Bald gab ich mir immer weniger Mühe, die Vorgänge des Spiels zu verfolgen. Schnaps und Bier taten ihre Wirkung… Und drängten mir immer deutlicher das Gefühl des Verlangens auf, diesem gerade neben mir sitzenden Mädchen gegenüber, das so richtig schmutzig zu den Späßen Lachen konnte, die um mich herum geschahen… Eine Brünette mit blauen Augen, die wie die Jungs Handball spielte und meinem Empfinden nach schon in den Stand des Engels aufgestiegen war… Sie begleitete die Gruppe seit einer Weile.
Mit fortschreitender Zeit begann die Versammlung, sich langsam aufzulösen.

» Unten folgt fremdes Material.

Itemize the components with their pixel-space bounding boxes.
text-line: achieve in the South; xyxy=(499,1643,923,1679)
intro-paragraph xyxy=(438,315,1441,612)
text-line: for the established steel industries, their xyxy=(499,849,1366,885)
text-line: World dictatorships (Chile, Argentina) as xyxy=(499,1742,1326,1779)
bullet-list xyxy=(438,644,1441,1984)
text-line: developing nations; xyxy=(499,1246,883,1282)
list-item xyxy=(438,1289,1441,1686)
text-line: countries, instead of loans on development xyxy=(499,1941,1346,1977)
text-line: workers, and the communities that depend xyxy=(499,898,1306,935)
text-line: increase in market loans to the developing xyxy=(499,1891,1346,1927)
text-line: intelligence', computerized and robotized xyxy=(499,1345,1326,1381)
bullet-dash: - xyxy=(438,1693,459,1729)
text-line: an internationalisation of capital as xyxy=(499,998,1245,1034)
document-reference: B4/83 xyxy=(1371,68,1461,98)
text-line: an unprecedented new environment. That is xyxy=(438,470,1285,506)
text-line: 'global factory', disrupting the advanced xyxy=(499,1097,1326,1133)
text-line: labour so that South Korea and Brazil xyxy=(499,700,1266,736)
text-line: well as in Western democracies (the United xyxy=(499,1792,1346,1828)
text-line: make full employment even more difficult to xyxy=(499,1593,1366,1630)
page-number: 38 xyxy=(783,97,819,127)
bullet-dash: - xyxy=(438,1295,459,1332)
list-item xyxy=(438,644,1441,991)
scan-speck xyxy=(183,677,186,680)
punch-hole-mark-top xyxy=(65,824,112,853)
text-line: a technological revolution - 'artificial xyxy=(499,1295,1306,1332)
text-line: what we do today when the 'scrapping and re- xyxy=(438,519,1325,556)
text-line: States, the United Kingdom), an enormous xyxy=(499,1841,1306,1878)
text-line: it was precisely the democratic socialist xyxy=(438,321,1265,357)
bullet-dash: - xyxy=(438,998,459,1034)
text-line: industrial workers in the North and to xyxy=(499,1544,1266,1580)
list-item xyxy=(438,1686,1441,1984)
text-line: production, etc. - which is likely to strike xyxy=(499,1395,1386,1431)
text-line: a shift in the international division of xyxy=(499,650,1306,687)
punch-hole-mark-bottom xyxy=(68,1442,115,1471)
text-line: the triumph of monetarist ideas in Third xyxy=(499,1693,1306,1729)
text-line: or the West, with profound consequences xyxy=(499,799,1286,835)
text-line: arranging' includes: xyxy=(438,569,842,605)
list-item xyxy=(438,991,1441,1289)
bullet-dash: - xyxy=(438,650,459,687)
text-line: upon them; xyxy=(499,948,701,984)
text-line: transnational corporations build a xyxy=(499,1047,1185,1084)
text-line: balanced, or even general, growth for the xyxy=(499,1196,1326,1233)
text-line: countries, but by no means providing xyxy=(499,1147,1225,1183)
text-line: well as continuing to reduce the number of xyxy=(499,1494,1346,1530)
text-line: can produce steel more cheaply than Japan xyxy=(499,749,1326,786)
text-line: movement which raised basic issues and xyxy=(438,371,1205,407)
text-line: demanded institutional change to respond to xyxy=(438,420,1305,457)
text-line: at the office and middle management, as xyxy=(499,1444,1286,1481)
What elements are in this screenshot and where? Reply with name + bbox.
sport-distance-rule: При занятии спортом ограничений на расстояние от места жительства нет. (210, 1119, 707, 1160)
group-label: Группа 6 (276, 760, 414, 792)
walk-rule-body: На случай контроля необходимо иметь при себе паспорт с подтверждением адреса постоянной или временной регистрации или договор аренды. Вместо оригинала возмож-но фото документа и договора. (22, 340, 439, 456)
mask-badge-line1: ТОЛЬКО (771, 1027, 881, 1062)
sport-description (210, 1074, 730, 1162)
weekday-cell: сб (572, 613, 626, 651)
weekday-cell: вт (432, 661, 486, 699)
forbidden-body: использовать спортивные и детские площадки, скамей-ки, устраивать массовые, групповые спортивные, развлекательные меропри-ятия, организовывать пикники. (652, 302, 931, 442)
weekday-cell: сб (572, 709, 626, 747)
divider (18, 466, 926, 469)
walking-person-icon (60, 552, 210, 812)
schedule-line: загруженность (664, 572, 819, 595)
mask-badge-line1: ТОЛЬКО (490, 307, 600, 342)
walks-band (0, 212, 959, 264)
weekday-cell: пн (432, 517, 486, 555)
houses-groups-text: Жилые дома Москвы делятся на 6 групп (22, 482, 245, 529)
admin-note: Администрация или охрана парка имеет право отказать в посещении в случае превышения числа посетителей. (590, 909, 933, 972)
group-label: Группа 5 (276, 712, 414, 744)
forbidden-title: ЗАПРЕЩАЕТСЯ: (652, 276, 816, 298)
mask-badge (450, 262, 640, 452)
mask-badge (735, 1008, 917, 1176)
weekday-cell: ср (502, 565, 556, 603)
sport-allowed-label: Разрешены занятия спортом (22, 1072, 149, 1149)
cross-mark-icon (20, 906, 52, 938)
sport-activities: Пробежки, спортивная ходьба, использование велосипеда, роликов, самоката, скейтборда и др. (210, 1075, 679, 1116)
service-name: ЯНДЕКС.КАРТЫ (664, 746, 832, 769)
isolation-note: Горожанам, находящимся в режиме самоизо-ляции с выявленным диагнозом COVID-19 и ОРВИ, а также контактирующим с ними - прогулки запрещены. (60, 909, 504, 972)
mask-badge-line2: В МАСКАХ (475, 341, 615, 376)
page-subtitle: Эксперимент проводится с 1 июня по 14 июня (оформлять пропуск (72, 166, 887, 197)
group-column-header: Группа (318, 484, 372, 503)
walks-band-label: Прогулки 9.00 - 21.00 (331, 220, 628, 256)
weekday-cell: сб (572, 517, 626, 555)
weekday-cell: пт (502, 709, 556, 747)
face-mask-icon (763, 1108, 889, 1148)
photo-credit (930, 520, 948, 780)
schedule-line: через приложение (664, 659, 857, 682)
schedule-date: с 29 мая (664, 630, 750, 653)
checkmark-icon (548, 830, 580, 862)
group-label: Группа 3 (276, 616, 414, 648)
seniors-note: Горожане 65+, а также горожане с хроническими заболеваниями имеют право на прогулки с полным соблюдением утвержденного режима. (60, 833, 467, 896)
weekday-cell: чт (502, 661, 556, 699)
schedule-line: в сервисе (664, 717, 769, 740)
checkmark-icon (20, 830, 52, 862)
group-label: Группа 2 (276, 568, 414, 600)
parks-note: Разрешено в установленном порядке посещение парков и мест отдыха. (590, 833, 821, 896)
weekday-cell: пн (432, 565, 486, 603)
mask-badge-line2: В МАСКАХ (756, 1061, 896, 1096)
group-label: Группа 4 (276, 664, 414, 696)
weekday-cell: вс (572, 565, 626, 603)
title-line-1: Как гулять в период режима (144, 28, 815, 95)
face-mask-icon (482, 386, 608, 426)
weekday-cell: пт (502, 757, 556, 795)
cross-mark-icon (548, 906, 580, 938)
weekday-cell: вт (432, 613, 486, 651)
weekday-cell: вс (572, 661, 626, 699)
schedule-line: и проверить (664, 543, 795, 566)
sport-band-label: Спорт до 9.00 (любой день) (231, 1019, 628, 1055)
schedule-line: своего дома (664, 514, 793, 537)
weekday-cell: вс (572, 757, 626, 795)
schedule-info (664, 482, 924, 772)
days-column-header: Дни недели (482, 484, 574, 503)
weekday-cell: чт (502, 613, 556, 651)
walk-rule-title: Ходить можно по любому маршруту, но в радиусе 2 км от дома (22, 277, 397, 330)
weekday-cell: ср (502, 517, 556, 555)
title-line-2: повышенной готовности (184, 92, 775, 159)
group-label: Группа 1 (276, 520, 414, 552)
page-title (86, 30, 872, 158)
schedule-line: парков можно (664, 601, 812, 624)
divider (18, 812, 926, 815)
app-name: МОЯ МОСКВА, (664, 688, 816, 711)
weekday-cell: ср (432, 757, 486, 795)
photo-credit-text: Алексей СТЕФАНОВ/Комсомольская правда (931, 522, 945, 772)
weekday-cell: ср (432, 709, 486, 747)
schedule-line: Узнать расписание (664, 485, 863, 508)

In unregelmäßigen Abständen rückten die Gäste vom Tisch ab, sagten Ade und schlugen sich hinaus in die Nacht. Das Mädchen blieb. Wir hatten aufgehört zu spielen. Sie schwieg und schaute nachdenklich in ihr Glas, während die verbliebenen Freunde um den Gastgeber und mich keine Schwierigkeiten hatten, sich gegenseitig bei Laune zu halten… Man musste die Chance nutzen… Ich glaubte zu dieser Stunde fest daran, eine günstige Situation aufgefunden zu haben… Man musste es wagen… Jetzt oder nie. Also sagte ich zu ihr, ich müsse sie wegen etwas sprechen und bat sie mir nach draußen zu folgen… Vor der Tür fragte ich sie in naiver Erwartung, ob sie mit mir zusammen sein wolle… Einfach so gerade heraus… Haha! Sie wies mich natürlich ab. Wütend und enttäuscht, forderte ich sie auf mir zu sagen warum und verstand die Welt nicht mehr.